Every crook in town figured that old John Penny, a bachelor, had a pot of cash hidden in his house in Young Street, Winnipeg. Not only cash, but a hoard of diamonds.

Annie Selbach, the pretty young miss who looked after Penny, often spoke of the hoard. And two of the local crooks, Happy Horton and John Stanton, were both known to be courting Annie.

On the night of December 19th, 1922, John Penny threw a Christmas party. Happy Horton and John Stanton went along. Next day Penny was found dead on his brass four-poster bed. There was blood splattered all over the walls, and the murder weapon, a claw hammer, lay abandoned on the floor by the bed.

Happy Horton was quickly arrested. “Stanton did it!” he exclaimed. “I fell asleep on a sofa at the party, and when I woke up he was standing over me, covered with blood. He was furious because he said he could only find $40 in the house. We beat it as fast as we could and I haven’t seen him since.”

So where was Stanton? Police mounted a nationwide search, but he was nowhere to be found. As Horton couldn’t be held indefinitely as a material witness he was tried for being an accessory before the fact and jailed for seven years.

It took another two and a half years to track down John Stanton. When he was shown Horton’s statement, he smiled. “It’s all correct except for one thing,” he said. “It was the other way around. Horton did the murder.”

He was put in the cage in Winnipeg’s Provincial Jail to await trial but within a few days he led a break-out with four other men. A prison guard was almost killed in the escape.

The quintet was eventually tracked to a farm, where they were hiding in the middle of a haystack. They surrendered only when the police, surrounding the stack, threatened to burn it down.

Stanton was put on trial for old John Penny’s murder, and vehemently denied the evidence given against him by his old accomplice Happy Horton. But then he faced the testimony of Annie Selbach.
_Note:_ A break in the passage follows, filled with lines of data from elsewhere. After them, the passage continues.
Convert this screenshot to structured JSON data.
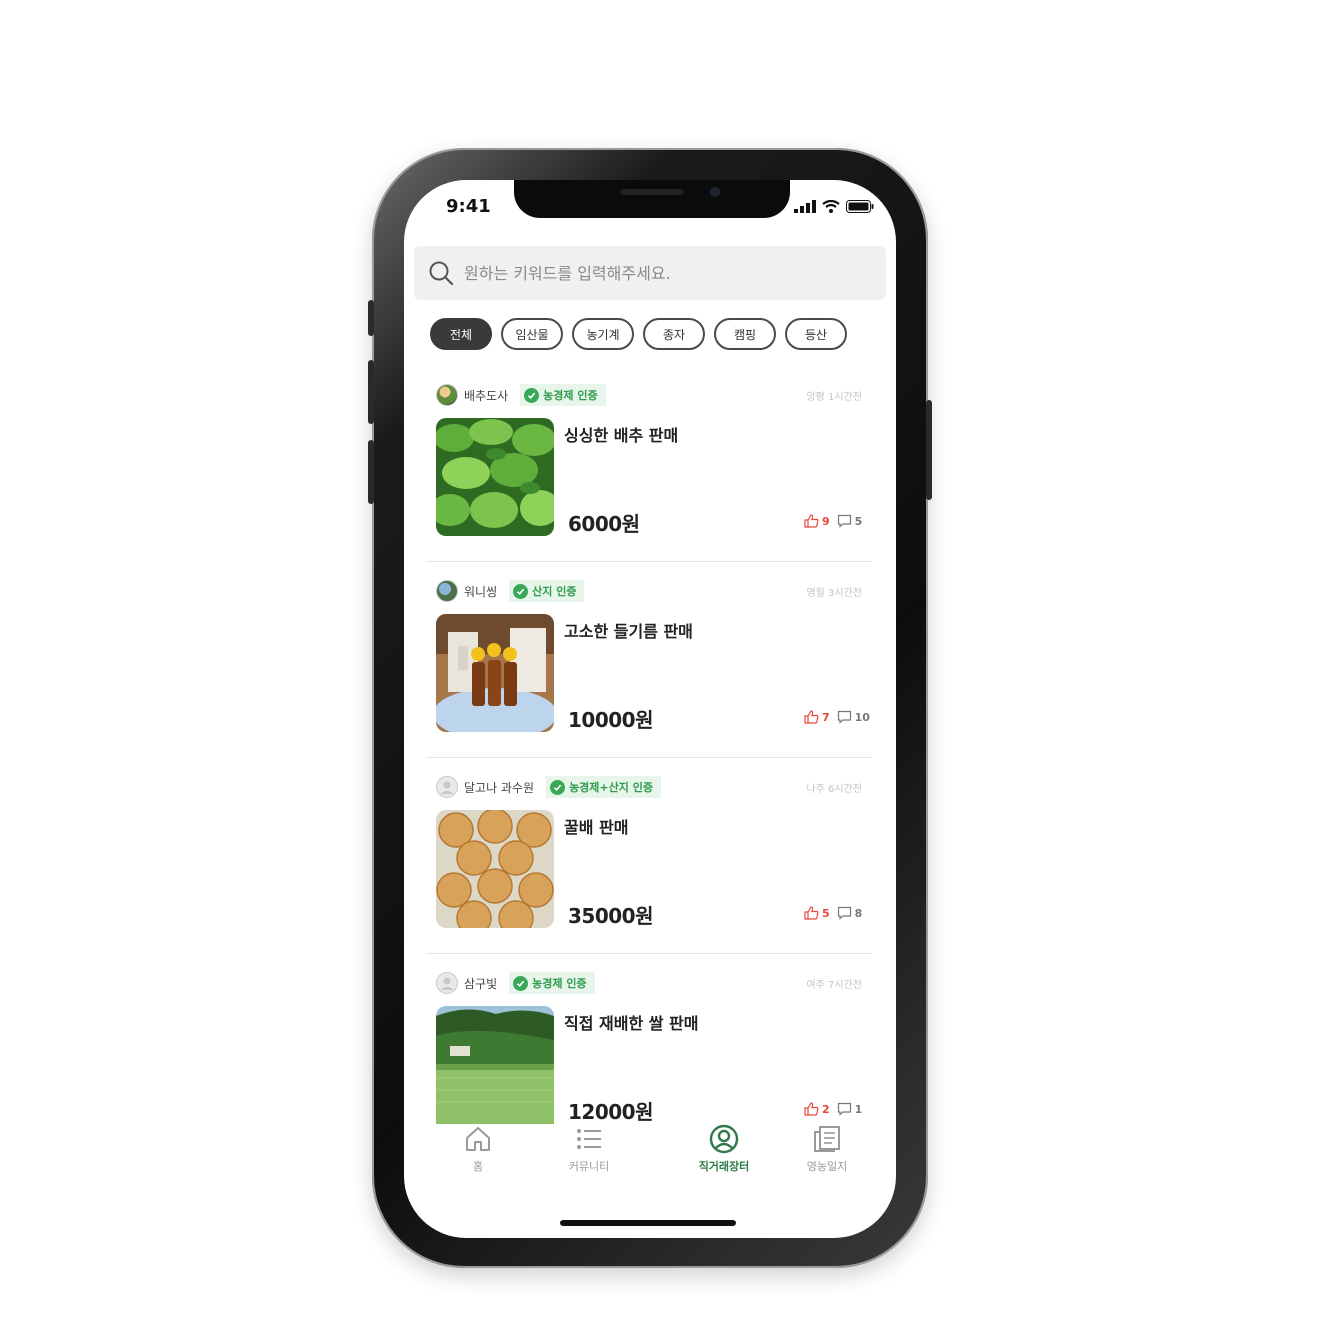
{
  "status_bar": {
    "time": "9:41"
  },
  "search": {
    "placeholder": "원하는 키워드를 입력해주세요."
  },
  "categories": [
    {
      "label": "전체",
      "active": true
    },
    {
      "label": "임산물",
      "active": false
    },
    {
      "label": "농기계",
      "active": false
    },
    {
      "label": "종자",
      "active": false
    },
    {
      "label": "캠핑",
      "active": false
    },
    {
      "label": "등산",
      "active": false
    }
  ],
  "posts": [
    {
      "seller": "배추도사",
      "certification": "농경제 인증",
      "posted": "양평 1시간전",
      "title": "싱싱한 배추 판매",
      "price": "6000원",
      "likes": "9",
      "comments": "5"
    },
    {
      "seller": "워니씽",
      "certification": "산지 인증",
      "posted": "영월 3시간전",
      "title": "고소한 들기름 판매",
      "price": "10000원",
      "likes": "7",
      "comments": "10"
    },
    {
      "seller": "달고나 과수원",
      "certification": "농경제+산지 인증",
      "posted": "나주 6시간전",
      "title": "꿀배 판매",
      "price": "35000원",
      "likes": "5",
      "comments": "8"
    },
    {
      "seller": "삼구빛",
      "certification": "농경제 인증",
      "posted": "여주 7시간전",
      "title": "직접 재배한 쌀 판매",
      "price": "12000원",
      "likes": "2",
      "comments": "1"
    }
  ],
  "tab_bar": [
    {
      "label": "홈",
      "icon": "home-icon",
      "active": false
    },
    {
      "label": "커뮤니티",
      "icon": "list-icon",
      "active": false
    },
    {
      "label": "직거래장터",
      "icon": "user-circle-icon",
      "active": true
    },
    {
      "label": "영농일지",
      "icon": "journal-icon",
      "active": false
    }
  ],
  "colors": {
    "certification_green": "#3aa957",
    "active_tab": "#2f7a4a",
    "like_red": "#e8453c"
  }
}
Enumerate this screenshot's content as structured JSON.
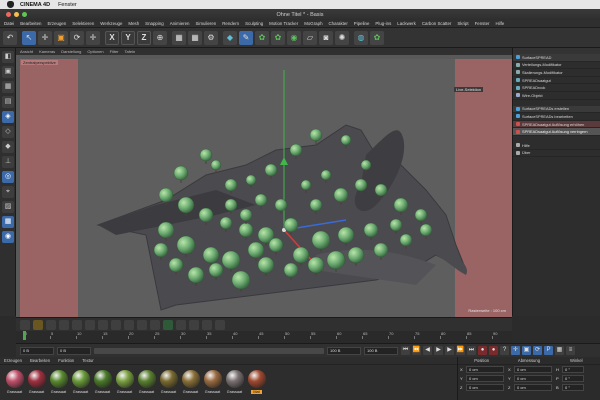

On the fatal night, she said, Stanton boasted that he and Horton were “going after the old man’s diamonds even if they had to croak the old guy.”

Stanton, still denying any involvement in the murder, was duly sentenced to die. On Wednesday, February 10th, 1926, he stood on the scaffold and said: “There’s only one thing I’d like now, and that is to have Horton standing beside me when the trap falls. Okay, let’s go!”